Le sujet de ces biais sociaux est d’ailleurs pris au sérieux par la Commission européenne qui, en 2018, a publié un guide pour une IA de confiance rédigé par un comité d’experts sur l’intelligence artificielle. Ce guide définit sept exigences que devraient respecter les systèmes d’IA : garantir le libre arbitre, à savoir qu’un algorithme ne doit pas vous manipuler via des biais cognitifs qui vous privent de votre autonomie de décision, ne pas exacerber la violence, être juste, c’est-à-dire ne pas discriminer une partie de la population, être transparent, être sûr, respecter la vie privée, avoir un responsable, en l’occurrence une entreprise dont la responsabilité est engagée par ce système, en cas de litige notamment. De son côté, l’OCDE a adopté cinq principes en mai 2019 : l’IA doit être au service des intérêts de la planète et des individus, elle doit être conçue dans le respect de l’État de droit, des droits de l’homme, des valeurs démocratiques et de la diversité. L’OCDE évoque aussi la nécessité de la transparence de l’IA, de sa sécurité comme d’un contrôle en amont de ce système. Des recommandations essentielles, mais qui n’ont aucune valeur législative. D’où le danger que courent nos sociétés et la démocratie lorsqu’on sait que Google, Apple, Facebook, Amazon et Microsoft détiennent le quasi-monopole de l’intelligence artificielle et que cette dernière peut augmenter les inégalités comme les décisions injustes. Comme le dit Aurélie Jean dans son ouvrage : « De plus en plus de décisions seront à l’avenir prises par des algorithmes. Mais nous devons rester maîtres de nos vies et de nos choix fondamentaux, et non les déléguer à des équations mathématiques. »

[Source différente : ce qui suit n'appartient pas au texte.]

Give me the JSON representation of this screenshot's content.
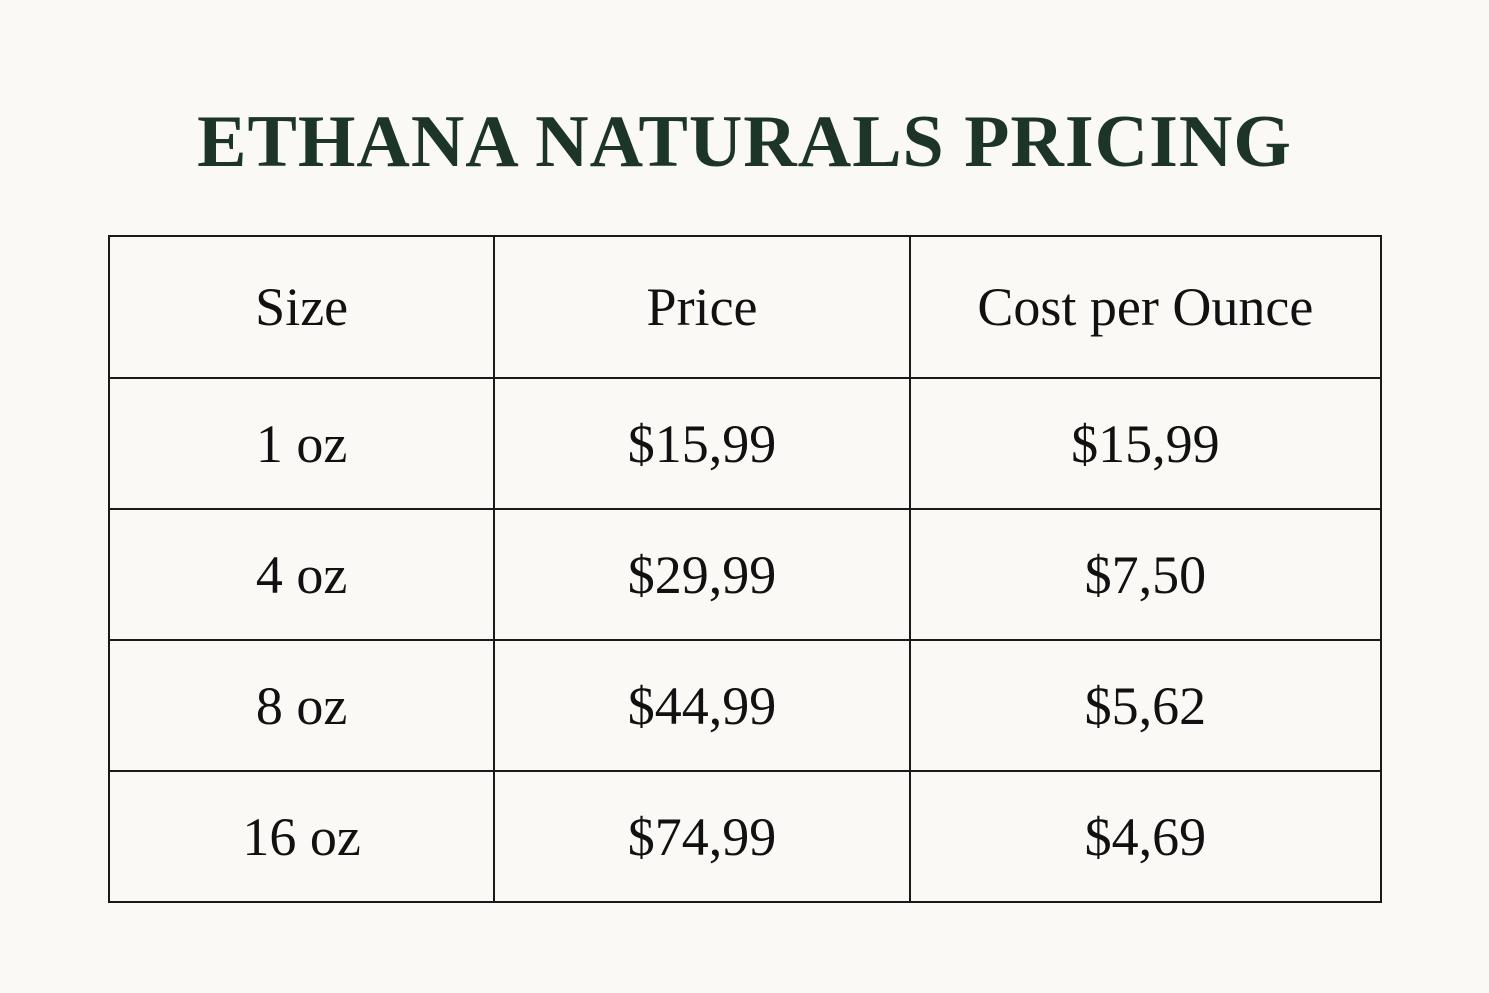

Pour la mathématicienne américaine, devenue figure de proue du mouvement Occupy Wall Street, Cathy O’Neil, les algorithmes sont dangereux quand ils s’emparent de secteurs clés de nos sociétés : éducation, justice, emploi. Dans son essai, Algorithmes, la bombe à retardement3, elle les appelle même des « armes de destruction mathématique », perpétuant les discriminations et disqualifiant les plus vulnérables. « De nombreux algorithmes utilisés dans des lieux déterminants et menant à des décisions cruciales ne sont pas contrôlés. Tout ce qui concerne la prison, l’emploi, l’accès au crédit et, de manière générale, aux opportunités d’une vie », expliquait-elle à L’Obs. Il faudrait s’assurer, selon elle, que les algorithmes procèdent de façon équitable, mais « il n’y a, hélas !, aucune raison de penser que ce soit le cas, car il y a des opinions incrustées dans le code ».

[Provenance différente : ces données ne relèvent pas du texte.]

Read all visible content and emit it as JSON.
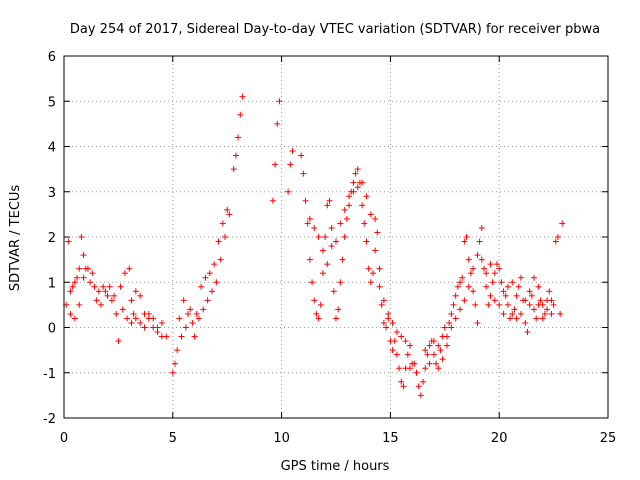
{
  "chart_data": {
    "type": "scatter",
    "title": "Day 254 of 2017, Sidereal Day-to-day VTEC variation (SDTVAR) for receiver pbwa",
    "xlabel": "GPS time / hours",
    "ylabel": "SDTVAR / TECUs",
    "xlim": [
      0,
      25
    ],
    "ylim": [
      -2,
      6
    ],
    "xticks": [
      "0",
      "5",
      "10",
      "15",
      "20",
      "25"
    ],
    "yticks": [
      "-2",
      "-1",
      "0",
      "1",
      "2",
      "3",
      "4",
      "5",
      "6"
    ],
    "grid": true,
    "marker": "+",
    "series": [
      {
        "name": "SDTVAR",
        "color": "#ff0000",
        "points": [
          [
            0.1,
            0.5
          ],
          [
            0.2,
            1.9
          ],
          [
            0.3,
            0.3
          ],
          [
            0.4,
            0.9
          ],
          [
            0.5,
            0.2
          ],
          [
            0.6,
            1.1
          ],
          [
            0.7,
            0.5
          ],
          [
            0.8,
            2.0
          ],
          [
            0.9,
            1.6
          ],
          [
            1.0,
            1.3
          ],
          [
            1.2,
            1.0
          ],
          [
            1.4,
            0.9
          ],
          [
            1.6,
            0.8
          ],
          [
            1.8,
            0.9
          ],
          [
            2.0,
            0.7
          ],
          [
            2.2,
            0.6
          ],
          [
            2.4,
            0.3
          ],
          [
            2.5,
            -0.3
          ],
          [
            2.6,
            0.9
          ],
          [
            2.8,
            1.2
          ],
          [
            3.0,
            1.3
          ],
          [
            3.1,
            0.6
          ],
          [
            3.2,
            0.3
          ],
          [
            3.3,
            0.8
          ],
          [
            3.5,
            0.7
          ],
          [
            3.7,
            0.3
          ],
          [
            3.9,
            0.3
          ],
          [
            4.1,
            0.2
          ],
          [
            4.3,
            0.0
          ],
          [
            4.5,
            -0.2
          ],
          [
            4.7,
            -0.2
          ],
          [
            0.3,
            0.8
          ],
          [
            0.5,
            1.0
          ],
          [
            0.7,
            1.3
          ],
          [
            0.9,
            1.1
          ],
          [
            1.1,
            1.3
          ],
          [
            1.3,
            1.2
          ],
          [
            1.5,
            0.6
          ],
          [
            1.7,
            0.5
          ],
          [
            1.9,
            0.8
          ],
          [
            2.1,
            0.9
          ],
          [
            2.3,
            0.7
          ],
          [
            2.7,
            0.4
          ],
          [
            2.9,
            0.2
          ],
          [
            3.1,
            0.1
          ],
          [
            3.3,
            0.2
          ],
          [
            3.5,
            0.1
          ],
          [
            3.7,
            0.0
          ],
          [
            3.9,
            0.2
          ],
          [
            4.1,
            0.0
          ],
          [
            4.3,
            -0.1
          ],
          [
            4.5,
            0.1
          ],
          [
            5.0,
            -1.0
          ],
          [
            5.1,
            -0.8
          ],
          [
            5.2,
            -0.5
          ],
          [
            5.3,
            0.2
          ],
          [
            5.5,
            0.6
          ],
          [
            5.7,
            0.3
          ],
          [
            5.9,
            0.1
          ],
          [
            6.0,
            -0.2
          ],
          [
            6.1,
            0.3
          ],
          [
            6.3,
            0.9
          ],
          [
            6.5,
            1.1
          ],
          [
            6.7,
            1.2
          ],
          [
            6.9,
            1.4
          ],
          [
            7.1,
            1.9
          ],
          [
            7.3,
            2.3
          ],
          [
            7.5,
            2.6
          ],
          [
            7.6,
            2.5
          ],
          [
            7.8,
            3.5
          ],
          [
            7.9,
            3.8
          ],
          [
            8.0,
            4.2
          ],
          [
            8.1,
            4.7
          ],
          [
            8.2,
            5.1
          ],
          [
            5.4,
            -0.2
          ],
          [
            5.6,
            0.0
          ],
          [
            5.8,
            0.4
          ],
          [
            6.2,
            0.2
          ],
          [
            6.4,
            0.4
          ],
          [
            6.6,
            0.6
          ],
          [
            6.8,
            0.8
          ],
          [
            7.0,
            1.0
          ],
          [
            7.2,
            1.5
          ],
          [
            7.4,
            2.0
          ],
          [
            9.6,
            2.8
          ],
          [
            9.7,
            3.6
          ],
          [
            9.8,
            4.5
          ],
          [
            9.9,
            5.0
          ],
          [
            10.3,
            3.0
          ],
          [
            10.4,
            3.6
          ],
          [
            10.5,
            3.9
          ],
          [
            10.9,
            3.8
          ],
          [
            11.0,
            3.4
          ],
          [
            11.1,
            2.8
          ],
          [
            11.2,
            2.3
          ],
          [
            11.3,
            1.5
          ],
          [
            11.4,
            1.0
          ],
          [
            11.5,
            0.6
          ],
          [
            11.6,
            0.3
          ],
          [
            11.7,
            0.2
          ],
          [
            11.8,
            0.5
          ],
          [
            11.9,
            1.2
          ],
          [
            12.0,
            2.0
          ],
          [
            12.1,
            2.7
          ],
          [
            12.2,
            2.8
          ],
          [
            12.3,
            1.8
          ],
          [
            12.4,
            0.8
          ],
          [
            12.5,
            0.2
          ],
          [
            12.6,
            0.4
          ],
          [
            12.7,
            1.0
          ],
          [
            12.8,
            1.5
          ],
          [
            12.9,
            2.0
          ],
          [
            13.0,
            2.4
          ],
          [
            13.1,
            2.7
          ],
          [
            13.2,
            3.0
          ],
          [
            13.3,
            3.2
          ],
          [
            13.4,
            3.4
          ],
          [
            13.5,
            3.5
          ],
          [
            13.6,
            3.2
          ],
          [
            13.7,
            2.7
          ],
          [
            13.8,
            2.3
          ],
          [
            13.9,
            1.9
          ],
          [
            14.0,
            1.3
          ],
          [
            14.1,
            1.0
          ],
          [
            14.2,
            1.2
          ],
          [
            14.3,
            2.4
          ],
          [
            14.4,
            2.1
          ],
          [
            14.5,
            0.9
          ],
          [
            14.6,
            0.5
          ],
          [
            14.7,
            0.1
          ],
          [
            14.8,
            0.0
          ],
          [
            14.9,
            0.3
          ],
          [
            15.0,
            -0.3
          ],
          [
            15.1,
            -0.5
          ],
          [
            15.2,
            -0.3
          ],
          [
            15.3,
            -0.6
          ],
          [
            15.4,
            -0.9
          ],
          [
            15.5,
            -1.2
          ],
          [
            15.6,
            -1.3
          ],
          [
            15.7,
            -0.9
          ],
          [
            15.8,
            -0.6
          ],
          [
            15.9,
            -0.9
          ],
          [
            16.0,
            -0.8
          ],
          [
            11.3,
            2.4
          ],
          [
            11.5,
            2.2
          ],
          [
            11.7,
            2.0
          ],
          [
            11.9,
            1.7
          ],
          [
            12.1,
            1.4
          ],
          [
            12.3,
            2.2
          ],
          [
            12.5,
            1.9
          ],
          [
            12.7,
            2.3
          ],
          [
            12.9,
            2.6
          ],
          [
            13.1,
            2.9
          ],
          [
            13.3,
            3.0
          ],
          [
            13.5,
            3.1
          ],
          [
            13.7,
            3.2
          ],
          [
            13.9,
            2.9
          ],
          [
            14.1,
            2.5
          ],
          [
            14.3,
            1.7
          ],
          [
            14.5,
            1.3
          ],
          [
            14.7,
            0.6
          ],
          [
            14.9,
            0.2
          ],
          [
            15.1,
            0.1
          ],
          [
            15.3,
            -0.1
          ],
          [
            15.5,
            -0.2
          ],
          [
            15.7,
            -0.3
          ],
          [
            15.9,
            -0.4
          ],
          [
            16.1,
            -0.8
          ],
          [
            16.2,
            -1.0
          ],
          [
            16.3,
            -1.3
          ],
          [
            16.4,
            -1.5
          ],
          [
            16.5,
            -1.2
          ],
          [
            16.6,
            -0.9
          ],
          [
            16.7,
            -0.6
          ],
          [
            16.8,
            -0.4
          ],
          [
            16.9,
            -0.3
          ],
          [
            17.0,
            -0.6
          ],
          [
            17.1,
            -0.8
          ],
          [
            17.2,
            -0.9
          ],
          [
            17.3,
            -0.5
          ],
          [
            17.4,
            -0.2
          ],
          [
            17.5,
            0.0
          ],
          [
            17.6,
            -0.2
          ],
          [
            17.7,
            0.1
          ],
          [
            17.8,
            0.3
          ],
          [
            17.9,
            0.5
          ],
          [
            18.0,
            0.7
          ],
          [
            18.1,
            0.9
          ],
          [
            18.2,
            1.0
          ],
          [
            18.3,
            1.1
          ],
          [
            18.4,
            1.9
          ],
          [
            18.5,
            2.0
          ],
          [
            18.6,
            1.5
          ],
          [
            18.7,
            1.2
          ],
          [
            18.8,
            0.8
          ],
          [
            18.9,
            0.5
          ],
          [
            19.0,
            0.1
          ],
          [
            19.1,
            1.9
          ],
          [
            19.2,
            2.2
          ],
          [
            19.3,
            1.3
          ],
          [
            19.4,
            0.9
          ],
          [
            19.5,
            0.5
          ],
          [
            19.6,
            0.7
          ],
          [
            19.7,
            1.0
          ],
          [
            19.8,
            1.2
          ],
          [
            19.9,
            1.4
          ],
          [
            20.0,
            1.3
          ],
          [
            20.1,
            1.0
          ],
          [
            20.2,
            0.8
          ],
          [
            20.3,
            0.7
          ],
          [
            20.4,
            0.5
          ],
          [
            20.5,
            0.2
          ],
          [
            20.6,
            0.3
          ],
          [
            20.7,
            0.4
          ],
          [
            20.8,
            0.7
          ],
          [
            20.9,
            0.9
          ],
          [
            21.0,
            1.1
          ],
          [
            21.1,
            0.6
          ],
          [
            21.2,
            0.1
          ],
          [
            21.3,
            -0.1
          ],
          [
            21.4,
            0.5
          ],
          [
            21.5,
            0.7
          ],
          [
            21.6,
            0.4
          ],
          [
            21.7,
            0.2
          ],
          [
            21.8,
            0.5
          ],
          [
            21.9,
            0.6
          ],
          [
            22.0,
            0.5
          ],
          [
            22.1,
            0.3
          ],
          [
            22.2,
            0.4
          ],
          [
            22.3,
            0.8
          ],
          [
            22.4,
            0.6
          ],
          [
            22.5,
            0.5
          ],
          [
            22.6,
            1.9
          ],
          [
            22.7,
            2.0
          ],
          [
            22.8,
            0.3
          ],
          [
            22.9,
            2.3
          ],
          [
            16.6,
            -0.5
          ],
          [
            16.8,
            -0.8
          ],
          [
            17.0,
            -0.3
          ],
          [
            17.2,
            -0.4
          ],
          [
            17.4,
            -0.7
          ],
          [
            17.6,
            -0.4
          ],
          [
            17.8,
            0.0
          ],
          [
            18.0,
            0.2
          ],
          [
            18.2,
            0.4
          ],
          [
            18.4,
            0.6
          ],
          [
            18.6,
            0.9
          ],
          [
            18.8,
            1.3
          ],
          [
            19.0,
            1.6
          ],
          [
            19.2,
            1.5
          ],
          [
            19.4,
            1.2
          ],
          [
            19.6,
            1.4
          ],
          [
            19.8,
            0.6
          ],
          [
            20.0,
            0.5
          ],
          [
            20.2,
            0.3
          ],
          [
            20.4,
            0.9
          ],
          [
            20.6,
            1.0
          ],
          [
            20.8,
            0.2
          ],
          [
            21.0,
            0.3
          ],
          [
            21.2,
            0.6
          ],
          [
            21.4,
            0.8
          ],
          [
            21.6,
            1.1
          ],
          [
            21.8,
            0.9
          ],
          [
            22.0,
            0.2
          ],
          [
            22.2,
            0.6
          ],
          [
            22.4,
            0.3
          ]
        ]
      }
    ]
  }
}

Dans son dernier livre, La Tyrannie des algorithmes4, le psychanalyste Miguel Benasayag s’inquiète de l’évolution de notre vie collective insidieusement prise en charge par les machines, que ce soit à travers des logiciels de surveillance couplés à des caméras, la justice prédictive ou le suivi marketing de nos moindres faits et gestes pour élaborer des prédictions d’achat… Derrière cette interrogation se pose la question centrale de la singularité du vivant, de l’humain face à l’intelligence artificielle et à la déresponsabilisation de plus en plus grande qu’elle introduit dans nos existences comme dans nos sociétés. Or, rappelle le psychanalyste, la vie humaine n’est pas gérée par la « rationalité calculante » d’un algorithme. L’être humain ne peut pas fonctionner comme une machine, ce que le monde des algorithmes ignore. Si la machine dépasse l’humain en matière de capacité calculatoire, elle est bien incapable de donner une signification à ses propres calculs. Selon lui, la violence de la numérisation réside aussi dans la négation de toutes formes d’altérité et d’identité singulière. Or, ce qui fait la démocratie, c’est l’existence de la tolérance et de la conflictualité. Si nous continuons à obéir aux diktats du big data, on risque d’assister à un attentat à la démocratie. Tôt ou tard, les machines risquent de nous coloniser si on les utilise mal, avec des conséquences désastreuses pour nos libertés. Nous risquons d’être réduits non plus à exister, mais à fonctionner, comme des machines, c’est-à-dire à être dans la pure efficience et la performance.


1 Judith Duportail, L’Amour sous algorithme, Paris, Goutte d’or, 2019, 230 p.

2 Aurélie Jean, De l’autre côté de la machine, Paris, éditions de l’Observatoire, 2019, 204 p.

3 Cathy O’Neil, Algorithmes, la bombe à retardement, Paris, Les Arènes, 2018, 340 p.

4 Miguel Benasayag, La Tyrannie des algorithmes, Textuel, 2019, 94 p.